Energy- and time-optimal reconfiguration of spacecraft clusters with collision avoidance

Abstract

Spacecraft cluster reconfiguration is one of the enabling technologies to ensure non-traditional attributes of distributed space systems. This work treats energy- and time-optimal reconfiguration problems for both circular and eccentric reference orbits. Furthermore, typical local and coupling constraints have been taken into account. Particularly, focus is given to two coupling constraints: final configuration constraints and collision avoidance constraints. For final configuration constraints, a parameterization method is applied to ensure that the reconfiguration problem can be solved as only one optimization problem, rather than a large number of optimization problems resulting from the traditional discretization method. A generalized formulation is proposed for non-convex collision avoidance constraints, which are then convexified via linearization and convex restriction technology. This method provides the affine approximation as a special case.
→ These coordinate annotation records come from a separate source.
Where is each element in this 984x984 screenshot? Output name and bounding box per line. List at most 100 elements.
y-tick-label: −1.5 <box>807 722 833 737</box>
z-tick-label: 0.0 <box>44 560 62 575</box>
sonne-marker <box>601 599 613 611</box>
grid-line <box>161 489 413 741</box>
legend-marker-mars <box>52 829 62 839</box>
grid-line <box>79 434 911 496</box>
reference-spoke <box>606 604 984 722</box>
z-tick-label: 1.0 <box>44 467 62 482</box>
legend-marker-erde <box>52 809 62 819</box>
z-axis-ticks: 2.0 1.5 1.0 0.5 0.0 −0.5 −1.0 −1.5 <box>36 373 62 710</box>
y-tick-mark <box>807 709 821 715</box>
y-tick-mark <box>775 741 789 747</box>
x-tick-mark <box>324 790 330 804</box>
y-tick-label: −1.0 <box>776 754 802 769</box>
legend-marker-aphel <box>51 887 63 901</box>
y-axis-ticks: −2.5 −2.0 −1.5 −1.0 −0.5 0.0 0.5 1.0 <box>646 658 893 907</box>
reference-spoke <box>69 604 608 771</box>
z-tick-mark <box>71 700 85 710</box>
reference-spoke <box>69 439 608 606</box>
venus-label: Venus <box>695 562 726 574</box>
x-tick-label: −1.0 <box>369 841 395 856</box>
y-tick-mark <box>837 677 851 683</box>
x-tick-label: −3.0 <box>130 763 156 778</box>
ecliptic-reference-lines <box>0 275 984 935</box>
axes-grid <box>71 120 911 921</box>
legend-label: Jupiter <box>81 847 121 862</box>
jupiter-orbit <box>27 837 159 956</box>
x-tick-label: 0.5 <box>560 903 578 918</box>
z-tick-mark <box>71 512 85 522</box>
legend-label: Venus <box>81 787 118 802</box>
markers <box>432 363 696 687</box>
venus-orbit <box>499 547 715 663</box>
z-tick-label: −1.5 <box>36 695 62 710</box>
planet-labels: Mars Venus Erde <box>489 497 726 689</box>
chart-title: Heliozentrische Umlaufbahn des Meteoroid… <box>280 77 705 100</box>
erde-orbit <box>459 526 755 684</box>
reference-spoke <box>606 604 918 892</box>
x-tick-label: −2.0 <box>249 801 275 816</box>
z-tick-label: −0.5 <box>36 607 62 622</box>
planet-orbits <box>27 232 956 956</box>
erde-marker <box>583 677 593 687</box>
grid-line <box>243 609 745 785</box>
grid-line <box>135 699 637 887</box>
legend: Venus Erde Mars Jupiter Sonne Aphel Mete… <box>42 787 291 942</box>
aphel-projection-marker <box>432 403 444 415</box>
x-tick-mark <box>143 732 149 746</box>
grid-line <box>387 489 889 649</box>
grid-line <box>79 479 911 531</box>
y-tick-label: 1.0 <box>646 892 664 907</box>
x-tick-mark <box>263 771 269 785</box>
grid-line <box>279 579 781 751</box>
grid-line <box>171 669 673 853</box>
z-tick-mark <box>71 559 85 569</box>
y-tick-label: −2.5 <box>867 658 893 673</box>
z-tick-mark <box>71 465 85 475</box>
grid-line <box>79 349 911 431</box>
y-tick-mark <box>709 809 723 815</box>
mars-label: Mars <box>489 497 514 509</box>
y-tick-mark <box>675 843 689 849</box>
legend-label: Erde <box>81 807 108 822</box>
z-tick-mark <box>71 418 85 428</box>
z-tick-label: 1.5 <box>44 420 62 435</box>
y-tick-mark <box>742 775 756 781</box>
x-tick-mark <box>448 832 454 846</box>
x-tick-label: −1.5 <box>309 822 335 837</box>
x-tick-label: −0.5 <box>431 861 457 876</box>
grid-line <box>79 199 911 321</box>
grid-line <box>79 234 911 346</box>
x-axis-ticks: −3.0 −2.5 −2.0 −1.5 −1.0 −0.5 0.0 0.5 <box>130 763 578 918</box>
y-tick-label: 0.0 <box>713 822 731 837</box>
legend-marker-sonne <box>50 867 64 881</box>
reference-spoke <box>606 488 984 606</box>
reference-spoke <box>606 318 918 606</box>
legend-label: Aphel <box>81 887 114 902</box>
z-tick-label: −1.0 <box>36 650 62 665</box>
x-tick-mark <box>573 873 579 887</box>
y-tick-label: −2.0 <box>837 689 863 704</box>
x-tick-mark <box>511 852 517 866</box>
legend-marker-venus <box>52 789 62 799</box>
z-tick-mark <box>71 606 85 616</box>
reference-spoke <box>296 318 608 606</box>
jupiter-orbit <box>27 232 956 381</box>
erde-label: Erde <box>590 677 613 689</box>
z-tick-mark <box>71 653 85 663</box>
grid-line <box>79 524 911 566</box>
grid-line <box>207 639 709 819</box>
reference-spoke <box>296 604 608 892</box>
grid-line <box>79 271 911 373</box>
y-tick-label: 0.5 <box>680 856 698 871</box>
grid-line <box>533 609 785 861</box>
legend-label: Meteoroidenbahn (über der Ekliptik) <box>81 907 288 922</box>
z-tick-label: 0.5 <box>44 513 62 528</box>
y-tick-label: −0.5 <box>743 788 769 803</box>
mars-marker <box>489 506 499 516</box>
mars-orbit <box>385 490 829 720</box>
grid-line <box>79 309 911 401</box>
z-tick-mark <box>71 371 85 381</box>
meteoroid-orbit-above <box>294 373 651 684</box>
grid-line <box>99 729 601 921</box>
After incorporating above constraints, the reconfiguration problem is formulated as an open-loop optimal control problem, which is solved via the Gauss pseudospectral method (GPM). By virtue of elegant features of GPM, those solutions can serve as a counterpart and stepping stone for a distributed implementation of reconfiguration algorithms. Various simulations demonstrate that minimum-energy/time cluster reconfiguration problems with collision avoidance for circular and eccentric reference orbits can be solved effectively and efficiently using GPM.